Infine, seppur risultano apprezzabili le iniziative sulla Web tax, ossia l’imposta sui servizi digitali introdotta con la Legge di Bilancio del 2019, è necessario un potenziamento di tali strumenti impositivi, ad esempio tramite tassazione delle transazioni relative all’e-commerce, affinché possano rappresentare strumenti adeguati e idonei ad accompagnare la transizione digitale e le trasformazioni che stanno investendo le economie contemporanee.
Note
[1] Per un approfondimento si vedano due recenti contributi sul rapporto tra disuguaglianze e Covid-19: M. Franzini “La pandemia non è uguale per tutti. Covid-19 e disuguaglianze”, in Eticaeconomia; G. Dosi e M. E. Virgillito “Tutti uguali davanti alla pandemia?”, in ScienzaInRete.
[2] Su questo punto rimandiamo a un precedente contributo: L. Fanti e M. Gallegati “Gli incalcolabili danni dell’economia mainstream”, in Per l’Italia del dopovoto. Vicoli ciechi e vie d’uscita, Sbilanciamoci! 2018; F. Saraceno, La scienza inutile. Tutto quello che non abbiamo voluto imparare dall’economia, LUISS University Press 2018.

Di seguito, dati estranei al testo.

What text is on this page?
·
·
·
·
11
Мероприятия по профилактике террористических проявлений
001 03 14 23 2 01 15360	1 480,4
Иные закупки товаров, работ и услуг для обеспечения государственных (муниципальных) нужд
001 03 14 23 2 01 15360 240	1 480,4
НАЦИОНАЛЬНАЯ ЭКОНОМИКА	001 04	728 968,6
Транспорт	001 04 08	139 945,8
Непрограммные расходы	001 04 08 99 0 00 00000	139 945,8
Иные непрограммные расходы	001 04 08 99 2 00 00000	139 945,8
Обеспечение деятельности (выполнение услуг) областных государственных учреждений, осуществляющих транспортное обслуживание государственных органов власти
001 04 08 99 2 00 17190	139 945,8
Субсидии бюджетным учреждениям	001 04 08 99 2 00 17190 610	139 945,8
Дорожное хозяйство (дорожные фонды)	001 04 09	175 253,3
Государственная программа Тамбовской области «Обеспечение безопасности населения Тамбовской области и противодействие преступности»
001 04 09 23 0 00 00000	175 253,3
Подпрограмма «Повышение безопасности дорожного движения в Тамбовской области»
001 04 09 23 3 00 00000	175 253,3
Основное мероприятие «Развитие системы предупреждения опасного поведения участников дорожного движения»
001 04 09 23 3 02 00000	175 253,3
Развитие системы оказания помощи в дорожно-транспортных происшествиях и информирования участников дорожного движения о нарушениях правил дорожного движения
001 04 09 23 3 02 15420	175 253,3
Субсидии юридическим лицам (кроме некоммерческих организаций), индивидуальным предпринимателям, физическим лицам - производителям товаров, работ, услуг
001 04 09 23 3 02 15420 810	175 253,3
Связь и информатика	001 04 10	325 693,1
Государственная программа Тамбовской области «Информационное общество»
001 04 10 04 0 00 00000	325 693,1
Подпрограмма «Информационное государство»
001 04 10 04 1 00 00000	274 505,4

[3] Per un approfondimento si veda il capitolo dedicato al fisco del Rapporto della Campagna Sbilanciamoci! “Stiamo meglio o peggio di cinque anni fa? Un bilancio di fine legislatura”, Sbilanciamoci! 2018, e L. Fanti e P. Pekka “Quale Fisco all’orizzonte?”, in sbilanciamoci.info.
[4] C. Landais, E. Saez, G. Zucman “A progressive European wealth tax to fund the European Covid response”, in Vox CEPR Policy Portal.

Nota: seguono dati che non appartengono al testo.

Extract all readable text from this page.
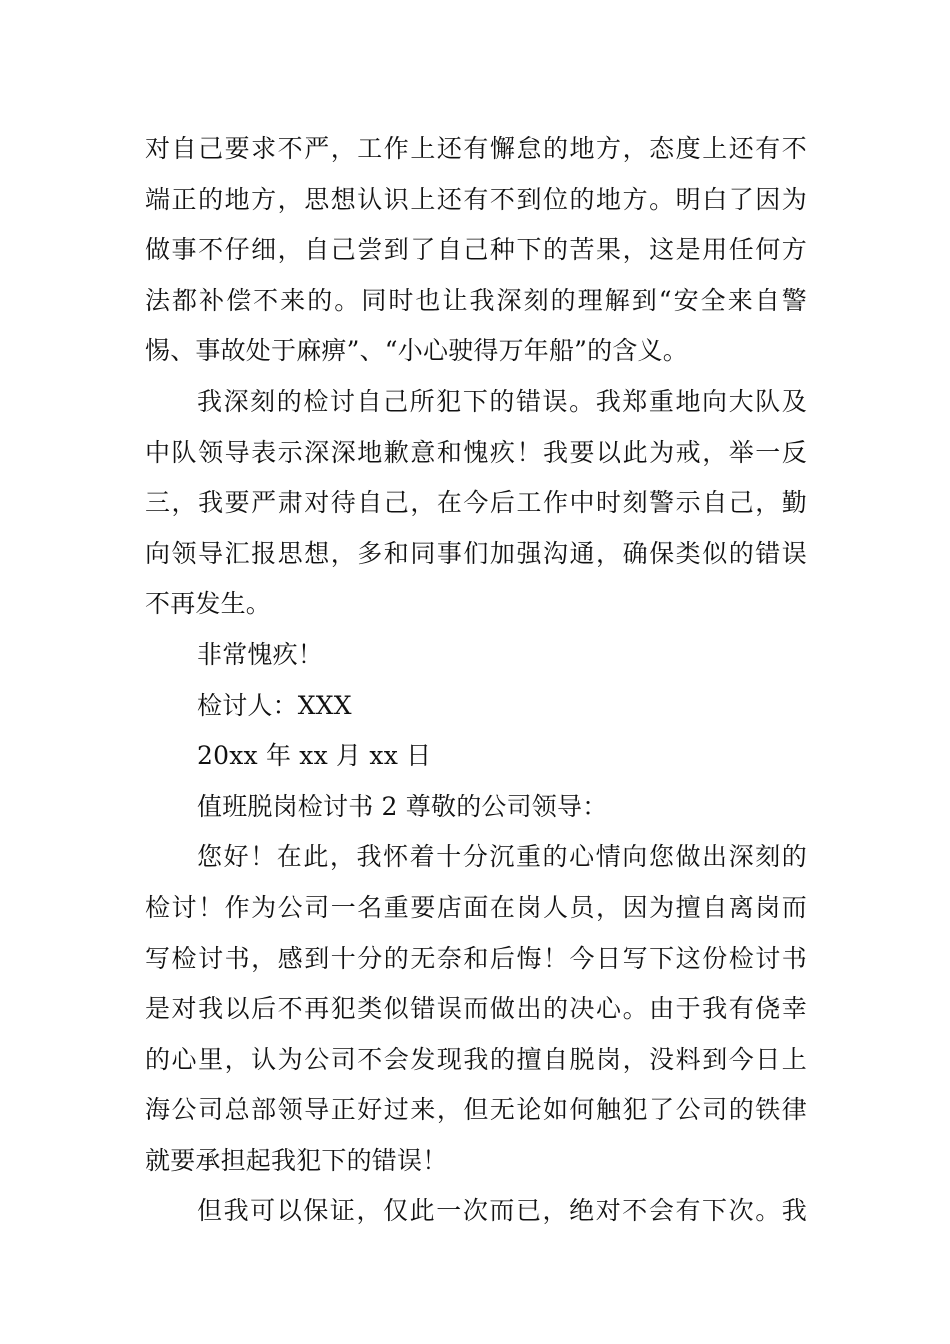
对自己要求不严，工作上还有懈怠的地方，态度上还有不
端正的地方，思想认识上还有不到位的地方。明白了因为
做事不仔细，自己尝到了自己种下的苦果，这是用任何方
法都补偿不来的。同时也让我深刻的理解到“安全来自警
惕、事故处于麻痹”、“小心驶得万年船”的含义。
我深刻的检讨自己所犯下的错误。我郑重地向大队及
中队领导表示深深地歉意和愧疚！我要以此为戒，举一反
三，我要严肃对待自己，在今后工作中时刻警示自己，勤
向领导汇报思想，多和同事们加强沟通，确保类似的错误
不再发生。
非常愧疚！
检讨人：XXX
20xx 年 xx 月 xx 日
值班脱岗检讨书 2 尊敬的公司领导：
您好！在此，我怀着十分沉重的心情向您做出深刻的
检讨！作为公司一名重要店面在岗人员，因为擅自离岗而
写检讨书，感到十分的无奈和后悔！今日写下这份检讨书
是对我以后不再犯类似错误而做出的决心。由于我有侥幸
的心里，认为公司不会发现我的擅自脱岗，没料到今日上
海公司总部领导正好过来，但无论如何触犯了公司的铁律
就要承担起我犯下的错误！
但我可以保证，仅此一次而已，绝对不会有下次。我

[5] Ci riferiamo alla proposta della Commissione Europea sulla Common Consolidated Corporate Tax Base (CCCTB).
[6] Nonostante il fenomeno dell’erosione della base imponibile, il cosiddetto Base Erosion and Profit Shifting (BEPS), sia in realtà oggetto di analisi e raccomandazioni da parte dell’Ocse ormai da diversi anni. Si veda in proposito il recente “BEPS Action 13” sulla necessità di rendicontazione country-by-country da parte delle società multinazionali.